A busy day followed: full sail to being heavily reefed in a few minutes (with helpful tide, an exhilarating ride through Sound of Islay at over 10 knots), then becalmed for an hour……then full sail, reefed, heavily reefed, all over again! Wind and tide conspired to stop me reaching Rathlin Island off N. Ireland so headed on to the busy sun-drenched N.I. holiday resort of Portrush instead. Lots of pink flesh, cheery children and chips.

Briskly through Sound of Islay....

...and over to Portrush, N.I.
In the local yacht club that night I looked for locals to tell me of ports of call to the west, but found only American visitors! So, I learnt of golf and deer-hunting from a middle-aged couple from South Carolina (here for golf) – a fascinating change from sailing chit-chat. We may have a ‘special relationship’ with Americans but I felt I might have more in common with Martians.

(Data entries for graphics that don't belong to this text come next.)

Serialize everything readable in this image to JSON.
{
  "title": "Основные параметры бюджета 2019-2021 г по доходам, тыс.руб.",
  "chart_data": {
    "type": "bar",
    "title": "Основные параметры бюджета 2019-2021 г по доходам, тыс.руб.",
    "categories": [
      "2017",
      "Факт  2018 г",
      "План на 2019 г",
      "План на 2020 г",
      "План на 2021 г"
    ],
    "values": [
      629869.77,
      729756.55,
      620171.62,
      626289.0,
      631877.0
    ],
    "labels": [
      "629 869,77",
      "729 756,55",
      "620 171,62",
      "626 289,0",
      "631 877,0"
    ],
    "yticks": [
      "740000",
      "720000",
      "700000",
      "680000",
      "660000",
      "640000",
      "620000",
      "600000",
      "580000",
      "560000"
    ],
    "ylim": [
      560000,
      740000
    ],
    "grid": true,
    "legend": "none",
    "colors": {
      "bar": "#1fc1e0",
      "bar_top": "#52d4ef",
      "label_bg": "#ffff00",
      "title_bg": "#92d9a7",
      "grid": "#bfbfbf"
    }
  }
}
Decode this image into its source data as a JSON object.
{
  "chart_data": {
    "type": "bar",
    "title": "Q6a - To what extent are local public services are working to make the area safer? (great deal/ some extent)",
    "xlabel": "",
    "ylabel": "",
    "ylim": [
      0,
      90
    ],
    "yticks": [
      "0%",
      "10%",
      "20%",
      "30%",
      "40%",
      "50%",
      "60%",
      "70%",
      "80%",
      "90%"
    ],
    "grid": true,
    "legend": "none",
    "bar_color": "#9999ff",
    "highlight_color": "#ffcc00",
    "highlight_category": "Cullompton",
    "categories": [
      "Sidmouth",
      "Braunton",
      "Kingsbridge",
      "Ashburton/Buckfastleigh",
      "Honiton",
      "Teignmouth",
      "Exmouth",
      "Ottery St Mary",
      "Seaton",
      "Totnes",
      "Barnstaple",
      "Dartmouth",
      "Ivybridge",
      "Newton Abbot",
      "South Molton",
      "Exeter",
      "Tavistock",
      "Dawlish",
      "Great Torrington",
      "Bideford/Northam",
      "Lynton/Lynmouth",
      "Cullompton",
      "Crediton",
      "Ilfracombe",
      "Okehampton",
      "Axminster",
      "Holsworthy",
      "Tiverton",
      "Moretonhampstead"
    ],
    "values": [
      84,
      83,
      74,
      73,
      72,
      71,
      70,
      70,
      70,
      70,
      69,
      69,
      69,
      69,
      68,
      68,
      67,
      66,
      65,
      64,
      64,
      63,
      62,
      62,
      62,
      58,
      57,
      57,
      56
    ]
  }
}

The harbour master in Portrush told me, in his warm friendly tuneful Irish lilt, that no-one really goes west beyond Lough Foyle and  Lough Swilly; “…ooh, there’s not’ing west o’ there; there be dragons…”
Rockstown Bay

Tory Island

...in cheery friendly Ireland

He was pretty much right and in two days sailing west across the top of Ireland, I anchored at night in empty bays that appeared as evening drew in, and saw not a single sailing boat. The second night was especially uncomfortable with persistent Atlantic swell, plus the knowledge of Tory Island on one side and Bloody Foreland the other, and idle thoughts of the dragons that might be hungry. Would you sleep well in such a place? (Also, look up the origin of the term Tory if you like. My guide says the island is the “home of the fearsome Celtic god Balor of the Evil Eye….Tories became a by-word for lawless freebooters, reflecting the 18th-century activities…”. After very little sleep and some rare dreams, I sailed next another 50 miles to this little and picturesque natural harbour, Teelin, in Donegal Bay. The seas have been unbelievably empty and, until last night I had not seen a single sailing boat for three days. Here in Teelin there’s another sailing boat and determined young rowers and children crabbing and fishermen and a friendly chatty group of Irish holiday-makers, and not a dragon to be seen.
........I've now reached Sligo, where they claim Yeats, and there are 'facilities'!